Pourtant, lors de plusieurs observations réalisées ces dernières années, on a pu constater que si les quais et la rue Louis-de-Savoie affichent complet aux heures d’affluence, ce n’est pas le cas des ouvrages souterrains. En réalité, les places de parc ne manquent pas à Morges. Si bon nombre de personnes ont l’impression qu’il est difficile d’en trouver au centre, c’est qu’elles cherchent en priorité des emplacements gratuits ou peu chers. Et je dois bien avouer avoir le même réflexe les fois où je prends ma voiture pour m’y rendre. Instinctivement, c’est vers les quais que je me dirige pour décrocher le Graal.
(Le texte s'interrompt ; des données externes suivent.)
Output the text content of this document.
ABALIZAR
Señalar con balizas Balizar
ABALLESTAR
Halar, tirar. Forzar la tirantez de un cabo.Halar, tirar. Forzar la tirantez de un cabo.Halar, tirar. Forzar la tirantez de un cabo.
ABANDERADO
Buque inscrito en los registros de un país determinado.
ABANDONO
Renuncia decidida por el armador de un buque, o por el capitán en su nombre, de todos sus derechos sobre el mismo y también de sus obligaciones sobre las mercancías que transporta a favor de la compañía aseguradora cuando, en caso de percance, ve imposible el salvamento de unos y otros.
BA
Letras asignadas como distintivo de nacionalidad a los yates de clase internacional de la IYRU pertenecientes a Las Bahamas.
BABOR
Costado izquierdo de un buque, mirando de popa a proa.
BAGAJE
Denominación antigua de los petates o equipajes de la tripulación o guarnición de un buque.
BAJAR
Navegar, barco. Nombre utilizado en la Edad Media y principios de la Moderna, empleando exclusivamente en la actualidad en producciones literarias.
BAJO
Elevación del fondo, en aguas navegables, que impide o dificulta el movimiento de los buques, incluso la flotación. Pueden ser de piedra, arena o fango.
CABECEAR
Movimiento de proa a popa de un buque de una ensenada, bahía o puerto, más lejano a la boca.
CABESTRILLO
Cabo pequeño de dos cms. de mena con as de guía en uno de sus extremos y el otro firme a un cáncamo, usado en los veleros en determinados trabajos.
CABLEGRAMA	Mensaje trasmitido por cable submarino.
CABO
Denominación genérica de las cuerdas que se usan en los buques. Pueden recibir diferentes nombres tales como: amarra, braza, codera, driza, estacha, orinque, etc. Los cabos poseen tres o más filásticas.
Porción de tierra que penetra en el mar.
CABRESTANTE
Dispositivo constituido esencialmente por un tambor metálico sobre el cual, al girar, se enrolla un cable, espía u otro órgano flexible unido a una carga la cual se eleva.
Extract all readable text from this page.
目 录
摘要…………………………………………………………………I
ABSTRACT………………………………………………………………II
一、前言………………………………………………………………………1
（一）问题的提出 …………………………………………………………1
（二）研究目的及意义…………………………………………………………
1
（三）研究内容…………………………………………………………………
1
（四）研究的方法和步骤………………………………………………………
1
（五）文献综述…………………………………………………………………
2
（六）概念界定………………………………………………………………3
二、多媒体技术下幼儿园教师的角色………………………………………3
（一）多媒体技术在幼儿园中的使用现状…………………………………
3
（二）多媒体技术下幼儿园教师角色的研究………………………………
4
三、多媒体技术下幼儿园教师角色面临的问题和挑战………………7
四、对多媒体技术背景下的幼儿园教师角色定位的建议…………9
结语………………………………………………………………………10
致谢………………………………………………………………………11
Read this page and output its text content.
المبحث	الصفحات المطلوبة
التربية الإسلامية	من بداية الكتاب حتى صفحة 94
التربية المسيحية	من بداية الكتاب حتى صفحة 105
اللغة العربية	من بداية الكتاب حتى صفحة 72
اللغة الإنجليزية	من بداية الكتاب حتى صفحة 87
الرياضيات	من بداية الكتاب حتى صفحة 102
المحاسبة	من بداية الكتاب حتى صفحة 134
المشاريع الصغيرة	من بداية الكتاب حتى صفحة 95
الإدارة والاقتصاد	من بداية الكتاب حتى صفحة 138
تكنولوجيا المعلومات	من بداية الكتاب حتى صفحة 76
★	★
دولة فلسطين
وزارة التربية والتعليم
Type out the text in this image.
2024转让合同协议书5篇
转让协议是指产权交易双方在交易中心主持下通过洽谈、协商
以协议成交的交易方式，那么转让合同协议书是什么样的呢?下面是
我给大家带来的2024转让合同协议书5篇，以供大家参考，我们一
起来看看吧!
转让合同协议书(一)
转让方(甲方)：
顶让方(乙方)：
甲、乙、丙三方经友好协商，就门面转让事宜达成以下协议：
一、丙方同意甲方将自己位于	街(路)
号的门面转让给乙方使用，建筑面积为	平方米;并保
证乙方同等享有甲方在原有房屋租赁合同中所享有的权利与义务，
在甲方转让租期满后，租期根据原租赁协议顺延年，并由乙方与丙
Je comprends tout à fait les commerçants qui craignent l’abolition des places gratuites et l’harmonisation des tarifs au cœur de la ville. Ces mesures envisagées par les autorités me paraissent toutefois bonnes, car elles permettraient plusieurs améliorations pour les Morgiens et les personnes qui fréquentent la Coquette. Avec des prix égaux dans les ouvrages souterrains et à l’extérieur, les automobilistes devraient se garer dans le premier parking qui croise leur route et donc arrêter de tourner dans le centre. Moins de trafic, de bouchons, de bruit, de pollution… les avantages semblent multiples si l’on occulte les francs supplémentaires à sortir de son portemonnaie dans une période de baisse du pouvoir d’achat.
Et, qui sait, la mesure pourrait même profiter à nos petits commerçants, avec un environnement plus attractif attirant davantage de clients. C’est en tout cas ce que je souhaite à ces acteurs essentiels de la vie morgienne.